Worm composting is an effective way to create compost, a dark crumbly organic matter packed with essential nutrients for garden and container soil. Worms such as red wrigglers decompose kitchen and yard scrap and add their own waste to create compost. The myriad of composting bins commercially available can confuse anyone. Depending on your personal requirements and scale of operation, select an appropriately shaped bin or box, bedding material such as shredded newspaper or peat moss to get started on vermicomposting.
Determine the budget for your worm composting bin. Compare prices of different units in the market to get an idea of how much they typically cost, and what the normal price range is. If you have spare lumber at home, you can make your own worm composting bin that will cost you very little as compared to making one from store bought lumber, or purchasing a commercial unit.
Determine the scale of your composting operation to decide what size worm composting bin you need. You will need 1 square foot of area for every pound of weekly produced waste. Whether you live alone or have a family, weigh a week's worth of kitchen and yard scrap, and round figures for a month to gauge how much household waste you generate. This will prevent you from purchasing a bin that is too small or too big.

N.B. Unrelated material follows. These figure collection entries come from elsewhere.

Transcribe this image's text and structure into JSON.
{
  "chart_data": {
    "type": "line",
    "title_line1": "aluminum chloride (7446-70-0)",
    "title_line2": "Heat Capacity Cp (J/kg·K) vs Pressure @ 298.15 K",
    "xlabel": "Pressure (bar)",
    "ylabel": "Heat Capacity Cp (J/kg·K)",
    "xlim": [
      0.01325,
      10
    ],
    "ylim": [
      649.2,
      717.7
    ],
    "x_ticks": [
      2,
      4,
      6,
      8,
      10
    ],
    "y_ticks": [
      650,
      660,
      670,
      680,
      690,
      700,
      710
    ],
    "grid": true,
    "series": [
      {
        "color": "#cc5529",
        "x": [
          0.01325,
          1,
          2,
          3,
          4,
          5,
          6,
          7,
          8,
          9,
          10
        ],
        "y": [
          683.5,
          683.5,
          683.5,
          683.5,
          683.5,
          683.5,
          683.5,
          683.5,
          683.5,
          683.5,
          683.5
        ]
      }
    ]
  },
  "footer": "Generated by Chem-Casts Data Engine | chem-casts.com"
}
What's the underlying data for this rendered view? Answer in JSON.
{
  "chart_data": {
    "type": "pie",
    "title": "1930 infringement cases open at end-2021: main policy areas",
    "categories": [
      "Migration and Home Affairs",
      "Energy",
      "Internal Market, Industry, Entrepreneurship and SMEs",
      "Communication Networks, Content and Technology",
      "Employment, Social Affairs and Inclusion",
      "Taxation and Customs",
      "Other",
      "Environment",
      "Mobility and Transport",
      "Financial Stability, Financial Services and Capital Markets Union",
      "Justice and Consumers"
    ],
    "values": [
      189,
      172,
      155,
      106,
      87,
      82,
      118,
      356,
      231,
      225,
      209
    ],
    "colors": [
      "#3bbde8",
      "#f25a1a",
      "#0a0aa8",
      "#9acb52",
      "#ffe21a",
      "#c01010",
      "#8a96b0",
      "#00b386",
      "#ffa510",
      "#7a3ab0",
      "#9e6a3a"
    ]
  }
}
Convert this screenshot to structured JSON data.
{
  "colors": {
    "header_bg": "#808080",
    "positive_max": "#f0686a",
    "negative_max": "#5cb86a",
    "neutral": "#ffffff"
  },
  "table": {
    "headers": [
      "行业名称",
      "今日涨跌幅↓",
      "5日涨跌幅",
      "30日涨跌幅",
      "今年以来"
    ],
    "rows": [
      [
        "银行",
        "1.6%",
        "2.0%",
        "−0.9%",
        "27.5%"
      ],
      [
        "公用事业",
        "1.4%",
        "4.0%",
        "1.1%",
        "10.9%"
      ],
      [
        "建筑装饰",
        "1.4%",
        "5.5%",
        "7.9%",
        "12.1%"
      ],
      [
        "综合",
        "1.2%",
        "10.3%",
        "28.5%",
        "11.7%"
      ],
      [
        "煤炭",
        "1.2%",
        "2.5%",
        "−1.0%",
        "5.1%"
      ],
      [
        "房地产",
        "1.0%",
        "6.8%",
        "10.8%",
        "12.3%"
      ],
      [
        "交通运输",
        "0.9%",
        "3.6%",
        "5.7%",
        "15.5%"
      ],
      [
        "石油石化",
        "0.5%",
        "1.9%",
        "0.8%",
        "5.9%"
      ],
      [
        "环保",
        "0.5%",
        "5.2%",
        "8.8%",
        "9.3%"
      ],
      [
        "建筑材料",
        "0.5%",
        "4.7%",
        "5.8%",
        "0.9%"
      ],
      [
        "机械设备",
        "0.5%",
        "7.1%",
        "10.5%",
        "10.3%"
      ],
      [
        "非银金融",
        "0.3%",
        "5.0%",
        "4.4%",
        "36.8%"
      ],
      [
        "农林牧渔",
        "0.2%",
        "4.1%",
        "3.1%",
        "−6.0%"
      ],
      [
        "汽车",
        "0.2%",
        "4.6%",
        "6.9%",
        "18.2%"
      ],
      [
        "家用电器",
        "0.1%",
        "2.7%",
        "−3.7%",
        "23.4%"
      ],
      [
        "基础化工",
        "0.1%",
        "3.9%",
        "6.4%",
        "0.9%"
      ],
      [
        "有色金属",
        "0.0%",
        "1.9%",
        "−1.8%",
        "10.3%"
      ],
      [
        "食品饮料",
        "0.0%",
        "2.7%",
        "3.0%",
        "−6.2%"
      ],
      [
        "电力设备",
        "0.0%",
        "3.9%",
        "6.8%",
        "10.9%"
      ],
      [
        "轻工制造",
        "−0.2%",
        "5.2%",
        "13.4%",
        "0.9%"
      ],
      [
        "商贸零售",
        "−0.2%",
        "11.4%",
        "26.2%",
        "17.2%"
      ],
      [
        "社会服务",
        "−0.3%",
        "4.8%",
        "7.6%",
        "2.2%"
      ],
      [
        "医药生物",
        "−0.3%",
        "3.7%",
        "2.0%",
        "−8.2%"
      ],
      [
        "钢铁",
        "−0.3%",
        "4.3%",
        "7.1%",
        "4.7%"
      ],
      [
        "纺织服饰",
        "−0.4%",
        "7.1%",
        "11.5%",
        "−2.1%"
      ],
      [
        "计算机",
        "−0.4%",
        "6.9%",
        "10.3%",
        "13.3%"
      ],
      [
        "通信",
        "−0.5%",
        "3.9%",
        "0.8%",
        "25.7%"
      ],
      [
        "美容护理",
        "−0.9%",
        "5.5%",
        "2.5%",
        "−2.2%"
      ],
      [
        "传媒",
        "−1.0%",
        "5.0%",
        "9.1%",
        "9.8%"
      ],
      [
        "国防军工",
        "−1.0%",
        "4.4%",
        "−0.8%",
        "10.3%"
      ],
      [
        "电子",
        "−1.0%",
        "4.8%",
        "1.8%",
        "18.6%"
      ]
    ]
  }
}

Compare the cost to convenience of each type of bin. Work composting bins are expensive, but they are ready to use and only require bedding and worms. Homemade ones, on the other hand, have to be built from scratch and may take some time to complete before they can be used.
Consider the time period of your vermicomposting operation. If you are committed to making homemade compost and want to continue to make it for many years to come, invest in an expensive worm composting bin that is durable, strong and long lasting. On the other hand, if it is a project you want to undertake simply to see how it is done, invest in cheaper material that will serve you one time only.
Compare the different materials that are used to make composting bins. Most bins are made from wood that insulates better than plastic, but are these heavy and cannot be moved easily. Plastic is easy to assemble and cheaper than wood. Commercial stacked metal trays provide good chances of success, with worms moving up the trays as they decompose waste in the previous tray. These trays disturb the worms the least.
Wooden bins can be placed indoors or outdoors, while plastic has to be placed indoors where the temperature is constant. Wood or metal can be used outside if pests such as rodents are a threat.